Wilfried Huismann’s exposé of WWF, Schwarzbuch WWF became a best-seller in Germany when it was published in 2012. The book has been updated, renamed as Pandaleaks, and is now available in English.

Huismann accuses WWF of “selling its soul” to polluting corporations and “greenwashing” their operations.

Huismann told the Observer that,

“WWF is a willing service provider to the giants of the food and energy sectors, supplying industry with a green, progressive image … On the one hand it protects the forest; on the other it helps corporations lay claim to land not previously in their grasp. WWF helps sell the idea of voluntary resettlement to indigenous peoples.”

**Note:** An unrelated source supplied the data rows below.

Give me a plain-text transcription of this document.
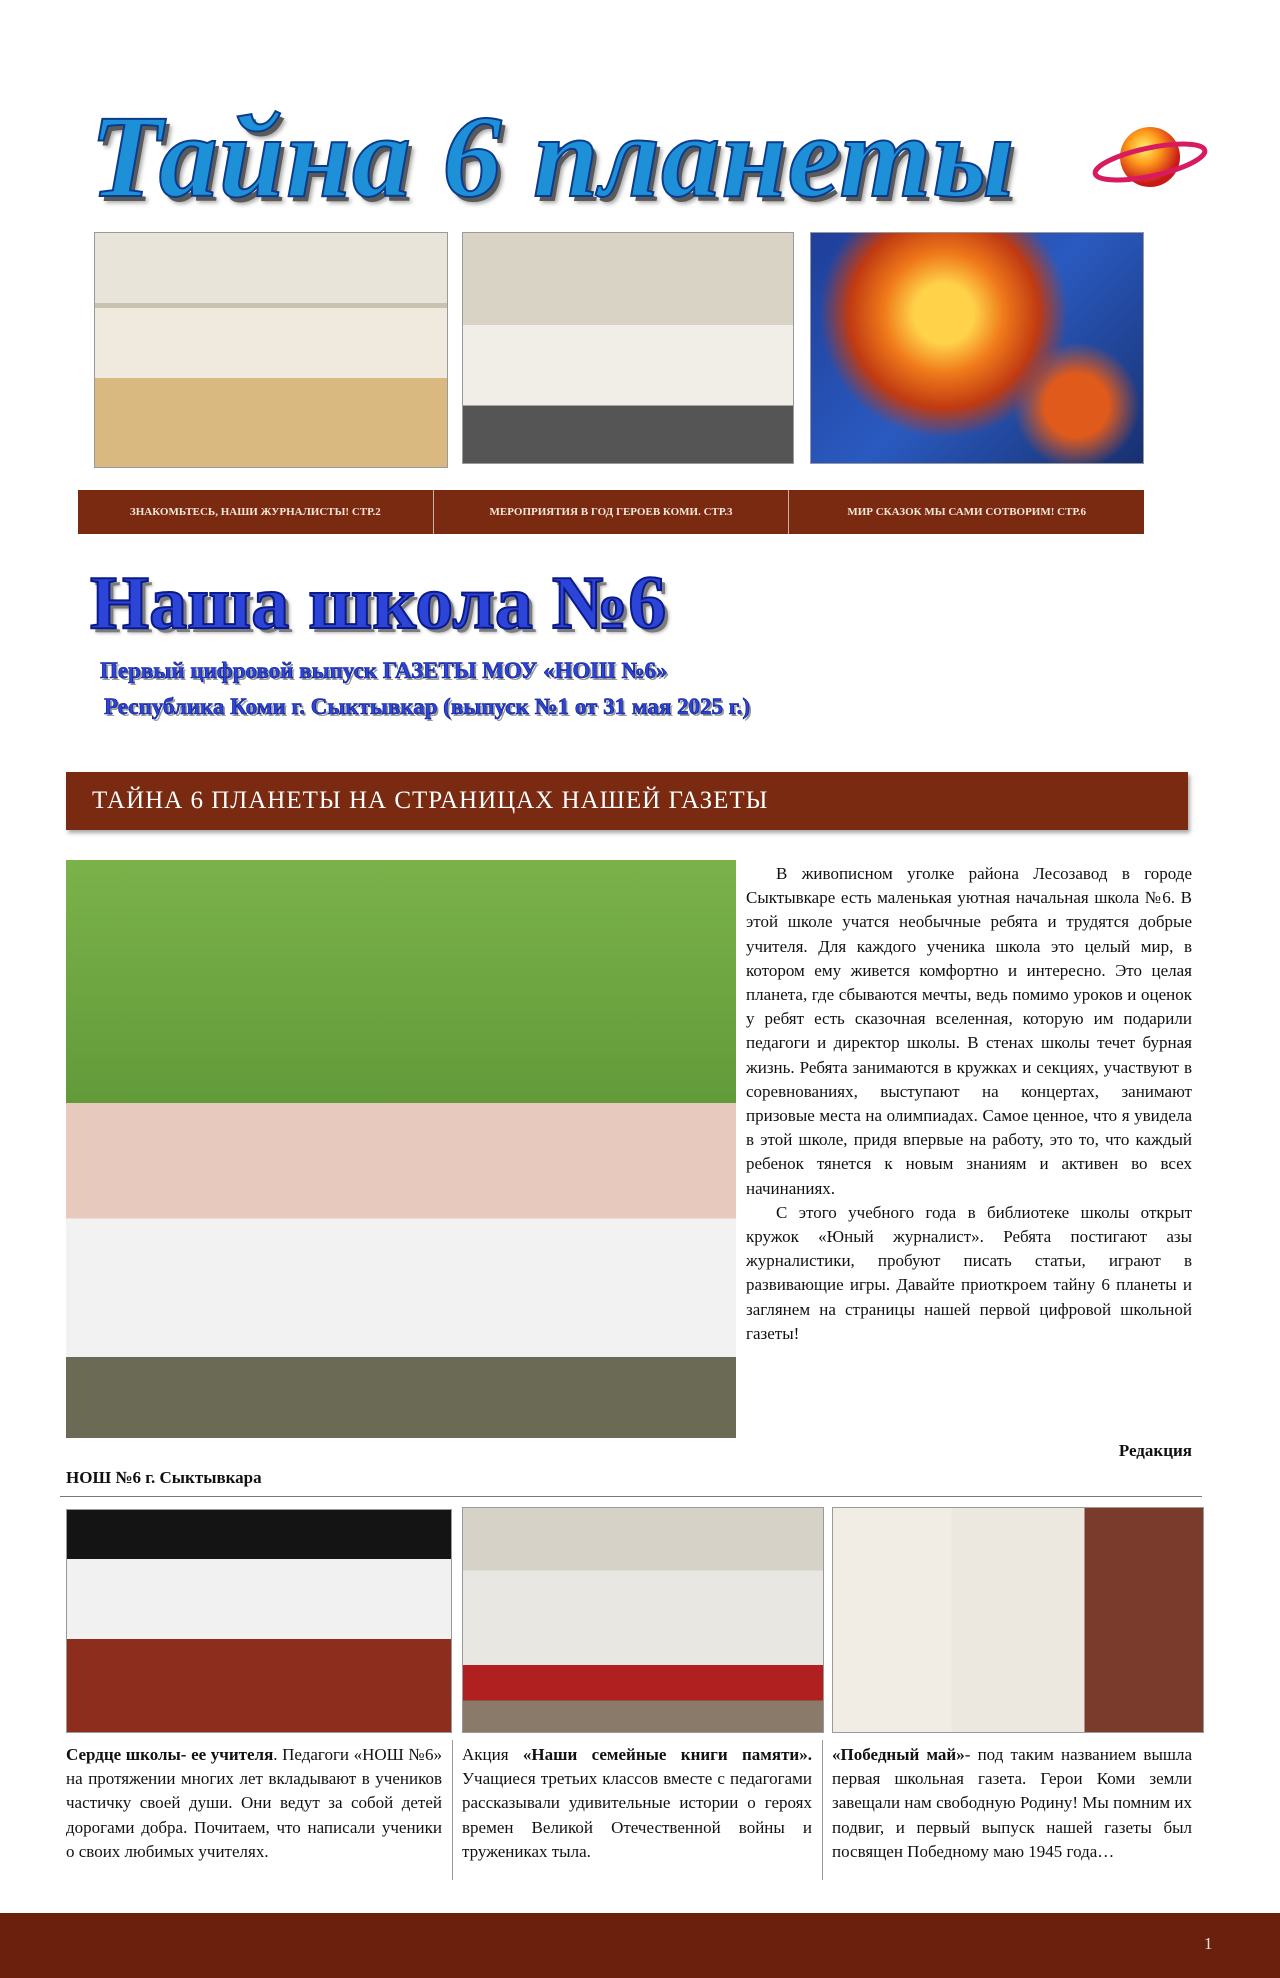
Тайна 6 планеты
ЗНАКОМЬТЕСЬ, НАШИ ЖУРНАЛИСТЫ! СТР.2	МЕРОПРИЯТИЯ В ГОД ГЕРОЕВ КОМИ. СТР.3	МИР СКАЗОК МЫ САМИ СОТВОРИМ! СТР.6
Наша школа №6
Первый цифровой выпуск ГАЗЕТЫ МОУ «НОШ №6»
Республика Коми г. Сыктывкар (выпуск №1 от 31 мая 2025 г.)
ТАЙНА 6 ПЛАНЕТЫ НА СТРАНИЦАХ НАШЕЙ ГАЗЕТЫ
НОШ №6 г. Сыктывкара

В живописном уголке района Лесозавод в городе Сыктывкаре есть маленькая уютная начальная школа №6. В этой школе учатся необычные ребята и трудятся добрые учителя. Для каждого ученика школа это целый мир, в котором ему живется комфортно и интересно. Это целая планета, где сбываются мечты, ведь помимо уроков и оценок у ребят есть сказочная вселенная, которую им подарили педагоги и директор школы. В стенах школы течет бурная жизнь. Ребята занимаются в кружках и секциях, участвуют в соревнованиях, выступают на концертах, занимают призовые места на олимпиадах. Самое ценное, что я увидела в этой школе, придя впервые на работу, это то, что каждый ребенок тянется к новым знаниям и активен во всех начинаниях.

С этого учебного года в библиотеке школы открыт кружок «Юный журналист». Ребята постигают азы журналистики, пробуют писать статьи, играют в развивающие игры. Давайте приоткроем тайну 6 планеты и заглянем на страницы нашей первой цифровой школьной газеты!

Редакция
Сердце школы- ее учителя. Педагоги «НОШ №6» на протяжении многих лет вкладывают в учеников частичку своей души. Они ведут за собой детей дорогами добра. Почитаем, что написали ученики о своих любимых учителях.
Акция «Наши семейные книги памяти». Учащиеся третьих классов вместе с педагогами рассказывали удивительные истории о героях времен Великой Отечественной войны и тружениках тыла.
«Победный май»- под таким названием вышла первая школьная газета. Герои Коми земли завещали нам свободную Родину! Мы помним их подвиг, и первый выпуск нашей газеты был посвящен Победному маю 1945 года…
1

Before the book, Huismann produced a documentary, “The Silence of the Pandas”, that was broadcast in 2011 on ARD in Germany.

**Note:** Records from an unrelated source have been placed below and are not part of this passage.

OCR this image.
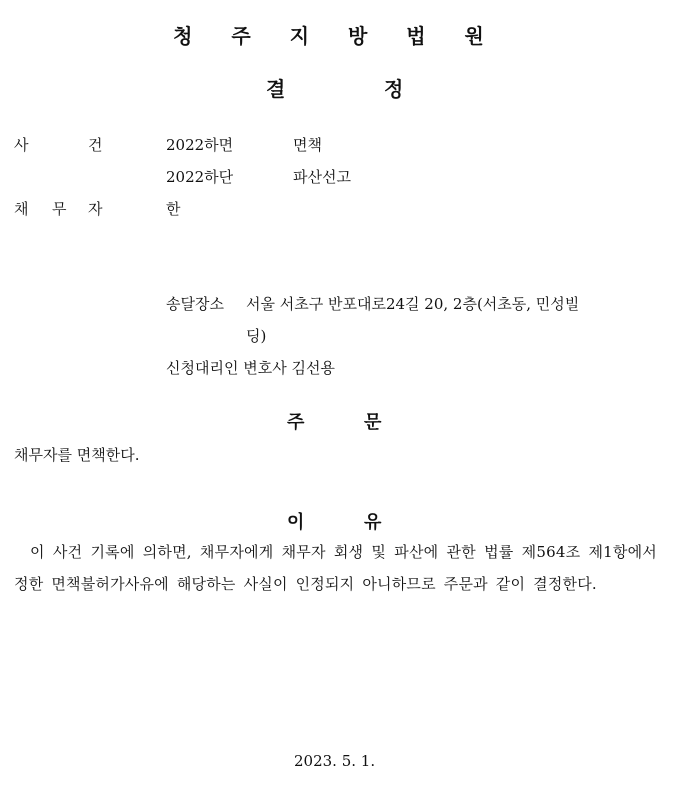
청 주 지 방 법 원
결	정
사	건	2022하면	면책
2022하단	파산선고
채 무 자	한
송달장소 서울 서초구 반포대로24길 20, 2층(서초동, 민성빌
딩)
신청대리인 변호사 김선용
주	문
채무자를 면책한다.
이	유
이 사건 기록에 의하면, 채무자에게 채무자 회생 및 파산에 관한 법률 제564조 제1항에서 정한 면책불허가사유에 해당하는 사실이 인정되지 아니하므로 주문과 같이 결정한다.
2023. 5. 1.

WWF’s reaction to the documentary was to post a Fact Check page on its website. Huismann responded here. WWF got a series of injunctions preventing the further broadcasting of the documentary.

Censorship WWF style

WWF’s reaction to the book was similar. The Pandaleaks website explains that,

WWF had initially managed to stop its sale for several weeks with a massive campaign of threats to the book trade. A series of lawsuits launched by the WWF also failed to achieve a book ban.

In the English version of the book, Huismann takes the lawsuits in his stride. He travelled to Geneva for a meeting of the World Ethanol & Biofuels Conference in Geneva. Huismann describes a speech by WWF Germany’s manager for “sustainable biomass” at the meeting:

Due to a court settlement I am no longer allowed to refer to this woman by name. Madam “X” took the conference stage and proceeded to push the schmooze button: “We’re different than other conservancy groups – we’re constructive.” Companies that acquired the WWF-approved certificate for “sustainable” biofuel, she said, would be on the safe side and “continue to do brilliant business”. And she had another piece of “good news”: The WWF was in favor of “appropriating” even more lands worldwide than previously for fuel crops – a welcome message that was greeted with friendly applause from the delegates in the hall.

Huismann interviewed WWF’s “Ms. Biomass” after her speech. The interview is toe-curlingly embarrassing to watch. But Huismann is unable to quote from that interview because of a decision of the District Court of Cologne. The interview was conducted for the film “The Silence of the Pandas” and “Ms. Biomass” did not explicitly agree to the interview being published in a book.

A “neat bit of censorship”, as Huismann points out.

The 1001 Club: Running the world

Huismann’s book looks into the 1001 Club, an endowment fund consisting of 1001 rich individuals. Here’s how WWF describes its members:

Members of The 1001: A Nature Trust are philanthropists from over 50 countries. Among them are owners and executive officers of large enterprises, entrepreneurs, scientists and artists to name a few. Whatever their political, personal or business interests, members of The 1001 share the same passion for the environment, and above all the same desire to support the world’s leading conservation organization.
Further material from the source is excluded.